On ne peut par conséquent que se réjouir de la publication quasi simultanée de ces deux ouvrages collectifs qui prennent leur place dans une production scientifique enrichie du récent tournant transnational qu’a connu la recherche en histoire. À la lumière de ces deux ouvrages, l’OIT n’apparaît plus comme une arène de décision pour les États-nations mais, désormais, comme un acteur intellectuel et politique emblématique des « fertilisations croisées »[4] entre les sociétés contemporaines.

Judith Rainhorn

 
[1] Disponible à l’adresse http://www.ilo.org/public/french/support/lib/resource/subject/history.htm
[2] À l’exception notable de l’Inde qui, comme dominion britannique, joue précocement un rôle majeur dans les instances décisionnelles de l’OIT.
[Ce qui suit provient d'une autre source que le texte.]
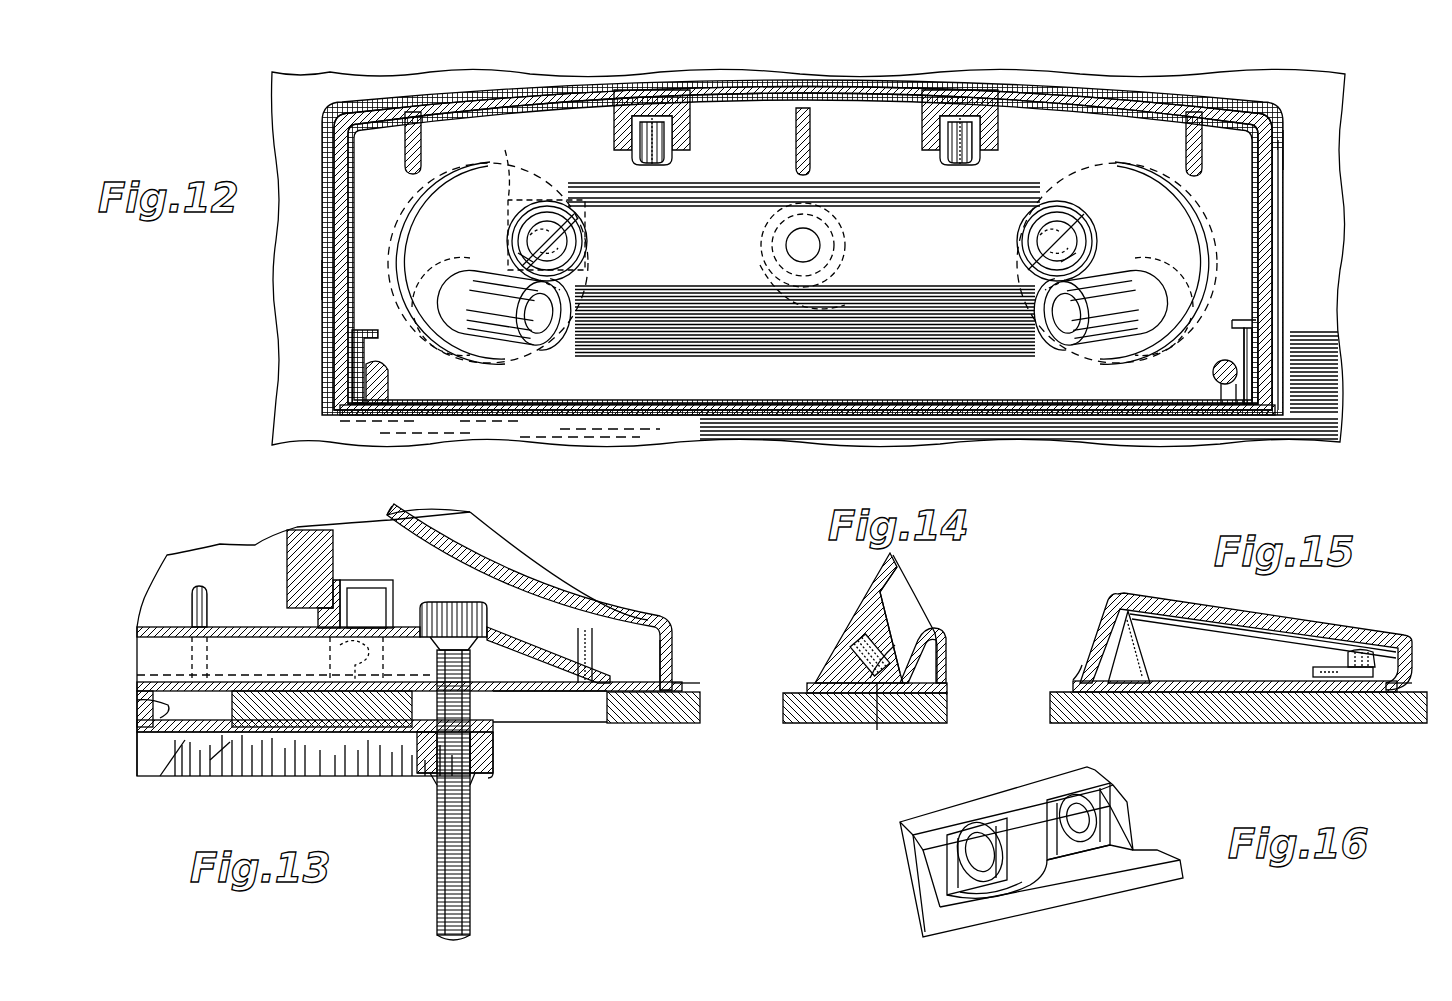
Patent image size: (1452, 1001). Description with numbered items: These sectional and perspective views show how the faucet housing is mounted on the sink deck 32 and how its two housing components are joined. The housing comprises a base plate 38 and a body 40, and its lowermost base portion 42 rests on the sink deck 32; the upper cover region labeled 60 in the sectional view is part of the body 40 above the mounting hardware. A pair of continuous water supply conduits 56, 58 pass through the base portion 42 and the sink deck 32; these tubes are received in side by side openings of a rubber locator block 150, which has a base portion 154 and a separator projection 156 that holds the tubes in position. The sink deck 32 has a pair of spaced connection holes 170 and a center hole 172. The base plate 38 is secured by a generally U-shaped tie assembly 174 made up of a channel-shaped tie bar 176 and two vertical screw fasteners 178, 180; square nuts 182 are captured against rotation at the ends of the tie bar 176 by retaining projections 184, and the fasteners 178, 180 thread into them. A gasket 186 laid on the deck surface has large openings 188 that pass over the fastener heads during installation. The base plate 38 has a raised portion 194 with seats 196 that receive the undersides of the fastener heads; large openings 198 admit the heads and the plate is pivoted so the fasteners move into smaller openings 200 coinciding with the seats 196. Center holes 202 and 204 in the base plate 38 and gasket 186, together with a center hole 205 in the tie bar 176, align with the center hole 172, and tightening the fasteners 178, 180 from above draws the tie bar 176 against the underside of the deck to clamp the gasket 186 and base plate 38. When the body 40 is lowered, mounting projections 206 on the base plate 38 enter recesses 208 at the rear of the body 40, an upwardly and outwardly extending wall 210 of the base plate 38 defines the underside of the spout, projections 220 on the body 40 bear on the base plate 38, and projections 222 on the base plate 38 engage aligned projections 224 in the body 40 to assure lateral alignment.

In FIG. 12, the sink deck 32 is at (274, 95).
In FIG. 13, the sink deck 32 is at (695, 724).
In FIG. 14, the sink deck 32 is at (820, 728).
In FIG. 15, the sink deck 32 is at (1248, 726).
In FIG. 12, the base plate 38 is at (735, 417).
In FIG. 13, the base plate 38 is at (648, 672).
In FIG. 14, the base plate 38 is at (935, 670).
In FIG. 15, the base plate 38 is at (1290, 696).
In FIG. 12, the body 40 is at (322, 262).
In FIG. 13, the body 40 is at (530, 545).
In FIG. 14, the body 40 is at (912, 586).
In FIG. 15, the body 40 is at (1264, 600).
In FIG. 12, the base portion 42 is at (1285, 212).
In FIG. 13, the base portion 42 is at (582, 602).
In FIG. 14, the base portion 42 is at (866, 590).
In FIG. 15, the base portion 42 is at (1107, 621).
In FIG. 12, the water supply conduit 56 is at (485, 330).
In FIG. 12, the water supply conduit 58 is at (1105, 335).
In FIG. 13, the cover top 60 is at (392, 508).
In FIG. 16, the locator block 150 is at (908, 886).
In FIG. 16, the base portion 154 is at (1068, 905).
In FIG. 16, the separator projection 156 is at (1040, 800).
In FIG. 12, the connection holes 170 is at (418, 222).
In FIG. 13, the connection holes 170 is at (608, 700).
In FIG. 12, the center hole 172 is at (850, 278).
In FIG. 13, the center hole 172 is at (150, 712).
In FIG. 12, the tie assembly 174 is at (513, 188).
In FIG. 13, the tie assembly 174 is at (222, 772).
In FIG. 13, the tie bar 176 is at (310, 770).
In FIG. 12, the fastener 178 is at (1030, 235).
In FIG. 13, the fastener 178 is at (472, 860).
In FIG. 12, the fastener 180 is at (538, 225).
In FIG. 13, the square nuts 182 is at (495, 748).
In FIG. 13, the retaining projections 184 is at (436, 782).
In FIG. 12, the gasket 186 is at (1285, 160).
In FIG. 13, the gasket 186 is at (676, 683).
In FIG. 14, the gasket 186 is at (808, 685).
In FIG. 15, the gasket 186 is at (1075, 683).
In FIG. 12, the large openings 188 is at (442, 332).
In FIG. 12, the raised portion 194 is at (735, 210).
In FIG. 13, the raised portion 194 is at (140, 625).
In FIG. 14, the raised portion 194 is at (938, 648).
In FIG. 12, the seats 196 is at (522, 218).
In FIG. 13, the seats 196 is at (462, 602).
In FIG. 12, the large openings 198 is at (546, 330).
In FIG. 12, the smaller openings 200 is at (520, 246).
In FIG. 13, the smaller openings 200 is at (436, 640).
In FIG. 12, the center hole 202 is at (806, 230).
In FIG. 13, the center hole 202 is at (192, 625).
In FIG. 12, the center hole 204 is at (838, 252).
In FIG. 13, the center hole 204 is at (175, 680).
In FIG. 12, the center hole 205 is at (778, 260).
In FIG. 13, the center hole 205 is at (175, 770).
In FIG. 12, the mounting projections 206 is at (656, 128).
In FIG. 13, the mounting projections 206 is at (330, 654).
In FIG. 14, the mounting projections 206 is at (858, 650).
In FIG. 12, the recesses 208 is at (645, 125).
In FIG. 13, the recesses 208 is at (355, 600).
In FIG. 14, the recesses 208 is at (890, 645).
In FIG. 12, the wall 210 is at (875, 417).
In FIG. 15, the wall 210 is at (1410, 660).
In FIG. 12, the projections 220 is at (412, 120).
In FIG. 13, the projections 220 is at (207, 585).
In FIG. 14, the projections 220 is at (883, 719).
In FIG. 15, the projections 220 is at (1140, 650).
In FIG. 12, the projections 222 is at (352, 346).
In FIG. 15, the projections 222 is at (1328, 664).
In FIG. 12, the projections 224 is at (366, 380).
In FIG. 15, the projections 224 is at (1362, 652).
[3] Selon l’expression employée par Peter Haas dans « Introduction: Epistemic Communities and International Policy Coordination », International Organization, vol. 46, n°1, hiver 1992, p. 3.
[4] P.-Y. Saunier, « Administrer le monde ? Les fondations philanthropiques et la public administration aux États-Unis (1930-1960) », Revue française de science politique, vol. 53, n°2, avril 2003, p. 237-255.